DeepSearch复现篇：QwQ-32B ToolCall功能初探，以Agentic RAG为例.ipynb

测试案例

测试问题：请给我详细介绍下阿里最近开源发布的 QwQ-32B 模型的相关信息。

生成结果：（完整生成结果详见 notebook）

从结果可以看出，推理模型自主完成了意图理解（判断是否需要联网搜索）和搜索关键词生成（问题改写或拆分）。模型还考虑到了潜在的多轮搜索场景。在触发了一次 web search 后，模型根据搜索结果生成了最终报告。

本案例中，模型仅完成了一次搜索接口调用。这可能是由于案例问题较为简单，也可能是基座模型的能力尚不足以触发复杂的多轮搜索。这也说明要充分发挥模型作为智能体的潜力，还是有必要参考 Search-R1 进行后训练(Post Training)，针对性地进行微调。

不过，从 QwQ-32B 模型已经展现的能力来看，结合精心设计的合成（或人工整理）的再训练数据，以及细分场景下的再次强化训练或 SFT，并掩码掉工具接口响应返回的输出 token 对应的损失 (loss)，这种再训练路线有望成为未来智能体开发和部署的主流。通过再训练，可以预先考虑各种行动和边界情况，使得部署更加简单，不再需要人为编排设计工作流。Search-R1 论文中 3.1 节详细介绍了"Loss Masking for Retrieved Tokens" 技术。
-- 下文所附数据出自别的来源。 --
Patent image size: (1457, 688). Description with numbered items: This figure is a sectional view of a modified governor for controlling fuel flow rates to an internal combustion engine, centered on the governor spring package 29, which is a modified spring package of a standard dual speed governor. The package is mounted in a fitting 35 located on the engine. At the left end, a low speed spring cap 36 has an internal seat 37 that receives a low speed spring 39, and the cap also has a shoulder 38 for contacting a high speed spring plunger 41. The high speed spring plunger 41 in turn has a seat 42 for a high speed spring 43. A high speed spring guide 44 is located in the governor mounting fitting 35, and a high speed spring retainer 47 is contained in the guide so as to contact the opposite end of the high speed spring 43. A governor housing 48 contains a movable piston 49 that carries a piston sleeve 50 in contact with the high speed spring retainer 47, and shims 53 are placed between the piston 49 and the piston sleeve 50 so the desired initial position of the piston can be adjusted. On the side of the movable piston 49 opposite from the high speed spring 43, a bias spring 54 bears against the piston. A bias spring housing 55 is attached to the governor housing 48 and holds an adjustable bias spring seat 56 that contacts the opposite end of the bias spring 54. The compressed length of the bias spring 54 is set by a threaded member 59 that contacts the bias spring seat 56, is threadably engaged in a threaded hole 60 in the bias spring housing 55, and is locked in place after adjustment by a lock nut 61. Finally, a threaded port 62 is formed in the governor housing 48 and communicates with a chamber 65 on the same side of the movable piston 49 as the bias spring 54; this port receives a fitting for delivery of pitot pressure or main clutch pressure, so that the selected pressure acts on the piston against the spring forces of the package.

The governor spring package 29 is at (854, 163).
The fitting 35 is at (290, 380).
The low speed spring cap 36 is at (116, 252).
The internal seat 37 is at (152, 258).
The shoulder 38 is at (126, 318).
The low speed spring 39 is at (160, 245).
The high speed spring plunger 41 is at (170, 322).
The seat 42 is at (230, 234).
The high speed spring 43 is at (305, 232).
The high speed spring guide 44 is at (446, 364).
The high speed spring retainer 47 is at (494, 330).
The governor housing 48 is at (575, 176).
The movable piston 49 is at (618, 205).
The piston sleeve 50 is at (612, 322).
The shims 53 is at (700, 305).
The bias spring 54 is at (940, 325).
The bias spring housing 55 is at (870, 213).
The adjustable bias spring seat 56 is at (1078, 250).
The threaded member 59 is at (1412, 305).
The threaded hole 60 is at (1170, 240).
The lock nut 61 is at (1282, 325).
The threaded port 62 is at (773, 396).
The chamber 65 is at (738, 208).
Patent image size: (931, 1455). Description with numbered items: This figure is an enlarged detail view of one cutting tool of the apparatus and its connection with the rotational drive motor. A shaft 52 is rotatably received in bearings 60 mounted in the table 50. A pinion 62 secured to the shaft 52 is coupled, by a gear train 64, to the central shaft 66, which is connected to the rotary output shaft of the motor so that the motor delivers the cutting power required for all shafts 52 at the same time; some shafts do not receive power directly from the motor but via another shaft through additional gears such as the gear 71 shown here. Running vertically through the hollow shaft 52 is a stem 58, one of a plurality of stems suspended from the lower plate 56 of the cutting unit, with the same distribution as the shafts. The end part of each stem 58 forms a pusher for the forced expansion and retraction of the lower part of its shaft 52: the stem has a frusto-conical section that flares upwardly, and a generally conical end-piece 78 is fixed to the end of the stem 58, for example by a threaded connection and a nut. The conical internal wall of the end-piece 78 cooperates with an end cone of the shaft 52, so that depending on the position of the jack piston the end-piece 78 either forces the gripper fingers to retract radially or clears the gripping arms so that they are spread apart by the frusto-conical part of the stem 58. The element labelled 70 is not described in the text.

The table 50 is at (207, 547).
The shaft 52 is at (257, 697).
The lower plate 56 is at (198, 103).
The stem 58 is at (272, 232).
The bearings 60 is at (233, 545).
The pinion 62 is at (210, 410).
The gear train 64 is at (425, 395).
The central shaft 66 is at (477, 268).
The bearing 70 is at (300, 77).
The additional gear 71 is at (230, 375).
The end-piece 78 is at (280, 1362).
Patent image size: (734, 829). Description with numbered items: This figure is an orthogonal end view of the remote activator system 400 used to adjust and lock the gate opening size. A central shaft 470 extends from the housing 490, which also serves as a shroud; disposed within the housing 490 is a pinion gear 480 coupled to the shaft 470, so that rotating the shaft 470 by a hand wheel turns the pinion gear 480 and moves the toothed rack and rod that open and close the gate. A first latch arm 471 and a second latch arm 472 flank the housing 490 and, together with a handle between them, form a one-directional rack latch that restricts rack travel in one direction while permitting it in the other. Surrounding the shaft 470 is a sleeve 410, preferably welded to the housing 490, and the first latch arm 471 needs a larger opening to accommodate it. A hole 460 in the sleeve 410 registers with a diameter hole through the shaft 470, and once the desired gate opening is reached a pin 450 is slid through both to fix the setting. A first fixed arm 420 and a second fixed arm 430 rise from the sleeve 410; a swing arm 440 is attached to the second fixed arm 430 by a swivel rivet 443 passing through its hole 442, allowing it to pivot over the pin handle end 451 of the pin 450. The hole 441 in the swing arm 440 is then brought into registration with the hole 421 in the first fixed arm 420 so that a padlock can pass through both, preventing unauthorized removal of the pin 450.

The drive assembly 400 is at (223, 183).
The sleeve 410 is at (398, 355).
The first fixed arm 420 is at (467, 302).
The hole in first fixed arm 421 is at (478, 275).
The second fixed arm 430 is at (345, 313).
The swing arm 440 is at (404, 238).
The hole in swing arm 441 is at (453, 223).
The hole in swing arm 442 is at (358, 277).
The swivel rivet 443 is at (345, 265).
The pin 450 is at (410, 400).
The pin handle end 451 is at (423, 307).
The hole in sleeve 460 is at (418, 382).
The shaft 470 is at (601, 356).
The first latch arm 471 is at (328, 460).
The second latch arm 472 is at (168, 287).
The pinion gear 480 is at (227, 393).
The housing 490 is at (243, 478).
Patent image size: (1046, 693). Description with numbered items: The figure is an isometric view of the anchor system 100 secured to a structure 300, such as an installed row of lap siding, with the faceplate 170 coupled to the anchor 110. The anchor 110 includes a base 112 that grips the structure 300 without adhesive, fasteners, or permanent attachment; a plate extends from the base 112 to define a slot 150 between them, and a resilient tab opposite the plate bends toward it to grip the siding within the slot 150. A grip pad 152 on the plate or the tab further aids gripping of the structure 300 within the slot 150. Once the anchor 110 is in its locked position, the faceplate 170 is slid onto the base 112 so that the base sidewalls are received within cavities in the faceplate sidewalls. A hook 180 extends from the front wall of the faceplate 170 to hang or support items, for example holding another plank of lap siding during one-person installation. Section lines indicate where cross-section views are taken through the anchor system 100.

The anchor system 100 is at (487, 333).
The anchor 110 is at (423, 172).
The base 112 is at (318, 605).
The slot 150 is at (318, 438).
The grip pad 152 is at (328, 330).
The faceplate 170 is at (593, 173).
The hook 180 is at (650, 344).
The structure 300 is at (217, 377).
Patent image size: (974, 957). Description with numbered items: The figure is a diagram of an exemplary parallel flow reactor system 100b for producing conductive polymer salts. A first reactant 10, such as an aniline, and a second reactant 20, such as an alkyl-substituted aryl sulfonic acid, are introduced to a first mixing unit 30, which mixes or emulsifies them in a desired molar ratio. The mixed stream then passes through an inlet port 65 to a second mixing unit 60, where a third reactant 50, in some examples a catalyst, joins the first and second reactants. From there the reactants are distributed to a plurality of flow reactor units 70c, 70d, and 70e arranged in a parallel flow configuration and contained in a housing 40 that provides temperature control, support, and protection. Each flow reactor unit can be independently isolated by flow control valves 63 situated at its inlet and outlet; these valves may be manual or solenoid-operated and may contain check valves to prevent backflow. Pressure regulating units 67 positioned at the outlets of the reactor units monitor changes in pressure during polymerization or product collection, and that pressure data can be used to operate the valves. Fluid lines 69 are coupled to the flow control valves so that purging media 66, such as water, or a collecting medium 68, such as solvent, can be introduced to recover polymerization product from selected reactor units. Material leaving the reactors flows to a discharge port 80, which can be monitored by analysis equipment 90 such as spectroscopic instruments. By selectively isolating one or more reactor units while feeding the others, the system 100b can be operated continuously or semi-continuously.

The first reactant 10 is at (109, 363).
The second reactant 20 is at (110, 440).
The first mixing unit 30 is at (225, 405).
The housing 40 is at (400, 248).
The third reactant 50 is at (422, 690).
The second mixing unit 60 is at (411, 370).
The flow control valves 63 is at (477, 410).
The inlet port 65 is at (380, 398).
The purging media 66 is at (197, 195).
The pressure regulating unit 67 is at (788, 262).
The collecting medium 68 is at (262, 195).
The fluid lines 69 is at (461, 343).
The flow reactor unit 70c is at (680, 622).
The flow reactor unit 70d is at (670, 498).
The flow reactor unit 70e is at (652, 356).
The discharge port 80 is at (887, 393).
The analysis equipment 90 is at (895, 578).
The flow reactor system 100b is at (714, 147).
通过在 PPO 和 GRPO 中，对检索到的 Tokens 进行损失屏蔽，Search-R1 优化了 LLM 生成 Tokens，增强模型与搜索引擎交互和执行推理的能力。

此外，Search-R1 还支持多轮检索和推理（论文中 3.2 节 "Text Generation with Interleaved Multi-turn Search Engine Call"），通过 <search> 和 </search> 触发，并将检索到的内容放到 <information> 和 </information> 之间。而最终答案的输出，则使用 <answer> 和 </answer>。